New Math Class Applies Hands-On Learning


Media by Sam Hall

Jeff Wallner, math teacher, lines up wood to create the wall of a wood shed being built by the Geometry in Construction class.

Trigonometry, surface area, measurements. These are some of the units Zach Ernstrom, sophomore, is learning in his geometry class. Supplementing these units are projects such as building stairs and a shed.

Ernstrom is taking geometry; however, he is not in a typical geometry class. He is in  the Geometry in Construction class, which focuses on hands-on projects to learn material. Through the class, Ernstrom is learning the fundamentals of construction to utilize his knowledge of geometry.

“I was in the AMPED class, the Algebra I and Business credit class, my freshman year, so I had experience with a class like this,” Ernstrom said.

Ernstrom said that he wanted to take the hands-on type of class again after being introduced to the Geometry in Construction class by his AMPED teacher, who shared with them the trial run video for the new class.

Geometry in Construction, another option for students taking geometry, is a relatively new class to the RSD, having only been introduced in August of 2017.

The course was created 12 years ago at a high school in Colorado and has since then been implemented in at least 450 schools across the country.

The class is co-taught by Jeff Wallner, math teacher, and Zachary Avila, technology teacher. Wallner teaches the math portion of the class while Avila, who has a degree in architecture, focuses on the construction aspect.

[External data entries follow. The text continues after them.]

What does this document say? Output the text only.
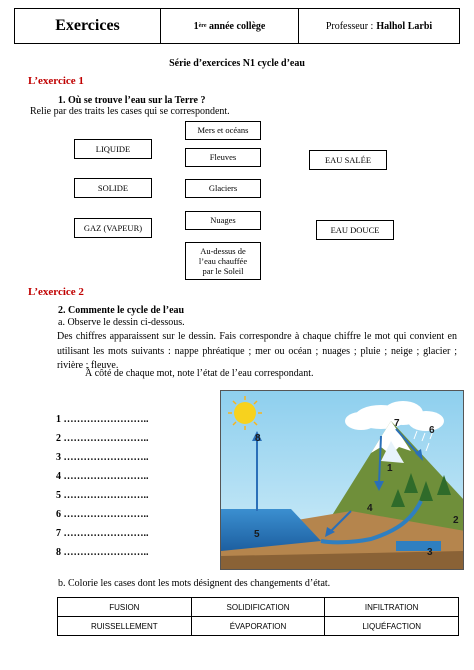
Exercices	1 ère
année collège	Professeur : Halhol Larbi
Série d’exercices N1 cycle d’eau
L’exercice 1
1. Où se trouve l’eau sur la Terre ?
Relie par des traits les cases qui se correspondent.
LIQUIDE
SOLIDE
GAZ (VAPEUR)
Mers et océans
Fleuves
Glaciers
Nuages
Au-dessus de
l’eau chauffée
par le Soleil
EAU SALÉE
EAU DOUCE
L’exercice 2
2. Commente le cycle de l’eau
a. Observe le dessin ci-dessous.
Des chiffres apparaissent sur le dessin. Fais correspondre à chaque chiffre le mot qui convient en utilisant les mots suivants : nappe phréatique ; mer ou océan ; nuages ; pluie ; neige ; glacier ; rivière ; fleuve.
À côté de chaque mot, note l’état de l’eau correspondant.
1 ……………………..
2 ……………………..
3 ……………………..
4 ……………………..
5 ……………………..
6 ……………………..
7 ……………………..
8 ……………………..
1
2
3
4
5
6
7
8
b. Colorie les cases dont les mots désignent des changements d’état.
FUSION	SOLIDIFICATION	INFILTRATION
RUISSELLEMENT	ÉVAPORATION	LIQUÉFACTION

The class works with both the school and the local community. Avila and Wallner said the class has built a shed to store their wood as well as a robotics table for Selvidge Middle School. Plans for the future include building Little Free Libraries for the community and teaming up with technology teacher Emily Bowdern’s Drafting Classes to build benches designed by her students.

Wallner said the class is applicable from a real-world standpoint for both the students and himself as a teacher.

“I knew that I would gain some valuable experience from the class,” he said.

Kristen Holness, sophomore, who is taking regular geometry, said at times it is “quite slow” and under-stimulating.

Holness said she understands why students would choose to take the Geometry in Construction class, but it is not the choice for her.

“That’s definitely a class that I think is important for the school to have for students who don’t really like math in that sense and would really like a representation of why we need to do it,” Holness said.

She said she enjoys the idea of a class with hands-on learning for students with this type of learning style.

This hands-on experience helps Ernstrom understand and retain geometry in a practical way.

“My favorite part is learning practical life skills and learning how to build something so that it lasts,” Ernstrom said.

Another aspect that Ernstrom likes is the friendships that come from the class.

“Even if you came to this class and you don’t know anyone, you become pretty good friends with the people in the class because we have to have that camaraderie and work together in order to get the work done,” Ernstrom said.

He said he also has a good relationship with the teachers because in a hands-on class like Geometry in Construction, students get to know the teachers and the teachers trust them more.

Ernstrom said the class is “really fun” and recommends that more students take it .

The Geometry in Construction projects will have an impact into the future, Ernstrom said. They will be there for future students to use.